Martin Luther King day still makes me a little stressed. I woke up this morning thinking of all the things I needed to get done (basically NOTHING) then realized I’d had another teaching dream. You see, spring semester begins tomorrow. You can’t walk away from 35+ years of habit.
Spring semester was always my least favorite. The best part of it was the advent of daylight savings time which meant I no longer drove home in the dark. Spring semester was endless where fall semester was always a neatly packaged 12 week travail that slowed down gracefully after Thanksgiving. One Spring semester was 16 weeks long broken in the middle by Spring Break from which no one recovered. One year I had such denial about spring semester that I forgot to go to my first class on Tuesday. My schedule had been flipped and flopped a couple of times by THE POWERS and I forgot I had a 1 pm class, not a 2 pm class as per usual. Anything to throw those part-time teachers off balance… I showed up late, but I showed up.
In the wee hours of this morning I dreamed about setting up my Blackboard online materials without knowing my new login. This is not cool as it’s now been 6 spring semesters since the last one. I doubt I will ever recover 100% from teaching. The flame on the torch I carried so long wavered, sputtered and went out, but the memories…
I’ve learned a lot about myself as a teacher since I retired and have had the chance to look back on those years from a little distance with more knowledge of myself. When we have to earn a living, and we only have ONE marketable skill (or believe we do), we might tell ourselves we’re passionate about what we’re doing, but what we’re passionate about is having a roof over our heads and food in our mouths. Still, I loved the classroom. I enjoyed reading essays. Business Communication, when it arrived in my life and I got a handle on it, gave me the chance to learn so many skills I wouldn’t have. I learned a lot about my personality from those relentless extraverts.
The biggest thing I taught my students I was not doing myself, and that was knowing my audience. At the end of my career — for the final four or five years — I just knew I didn’t like it any more, but I didn’t know why. I did not know how tuition had gone up, the pressures on my students financially and the pressure from their families. I didn’t understand why parents were suddenly so involved. I didn’t know what was going on in lower levels, elementary and secondary school, how that was changing from something that nurtured independent thought and problem solving to test-based curricula and no recess.

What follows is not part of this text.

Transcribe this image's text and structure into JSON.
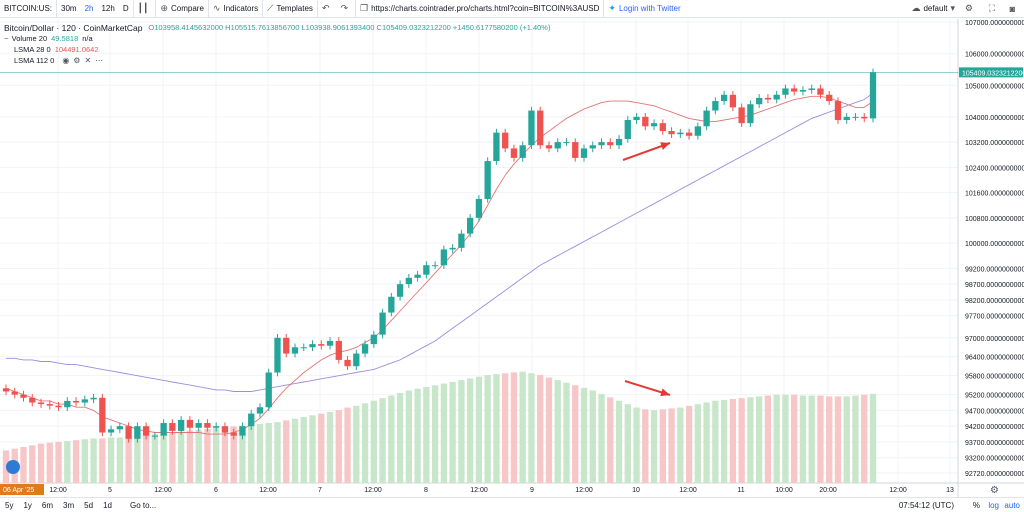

I think I was also tired from teaching so much for so long. I wanted a life of my own, but I had no time or resources. Back then, in the spring of 2014, I wrote;
I don’t know how other people feel when they reach this point of life. Maybe the way I feel is universal. Maybe all teachers teach to the point at which they are no longer effective; for some, I’m sure, this would be two semesters. For me it’s been more than 35 years. I wonder if all retiring (or quitting) teachers feel like a failure, because I definitely do. I can see that — as with my writing — I’ve missed the “zeitgeist” completely and that all around me is taught, and valued, what I regard as complete bullshit. I’ve even reached the point, the moment, that I can say, “I’ve been wrong all along.”
Teaching is really about maintaining society. Writing is really about Introduction, body paragraphs and conclusion. It’s not about the expression of ideas; it’s not about learning the skill that will best serve that task uniquely every single time. It’s not about patience and discipline and the joy of discovering a thought. Helpful criticism given to students garners furious emails; students furious at themselves, students furious at me, bosses upset that I was not more “supportive” (what is not supportive about “let me know if you want to talk this over. I’ll let you revise it”?).
I was aware how my attitude had changed, and I wrote about that, too. By the time I retired, writing textbooks were formulaic and teachers’ editions had directions as piss-ass and nit-picky as, “Now tell your students to pick up their pens…”
I now not only cringe when my students say, “But what about my body paragraphs?” I get actively infuriated. “What IF it’s not body paragraphs? What IF it’s something important you have to say?” It is not about that for them. It is about body paragraphs. They are so bonded to the five paragraph essay that they will write them even if the entire essay is 10 pages long… Five long ass meaningless meandering paragraphs. Who taught them this? Who taught them this way? I no longer understand the people I work with and I am pretty sure I don’t share their values.
The scariest and most prescient thing I find in this old blog entry is this:
“I think the world today — in my life time — has undergone or is undergoing a revolution as cataclysmic as any in human history. We might not look at it (I don’t look at it) but people and/or their souls are dying all over the world all the time for the progress of this vague dark thing that is the future.”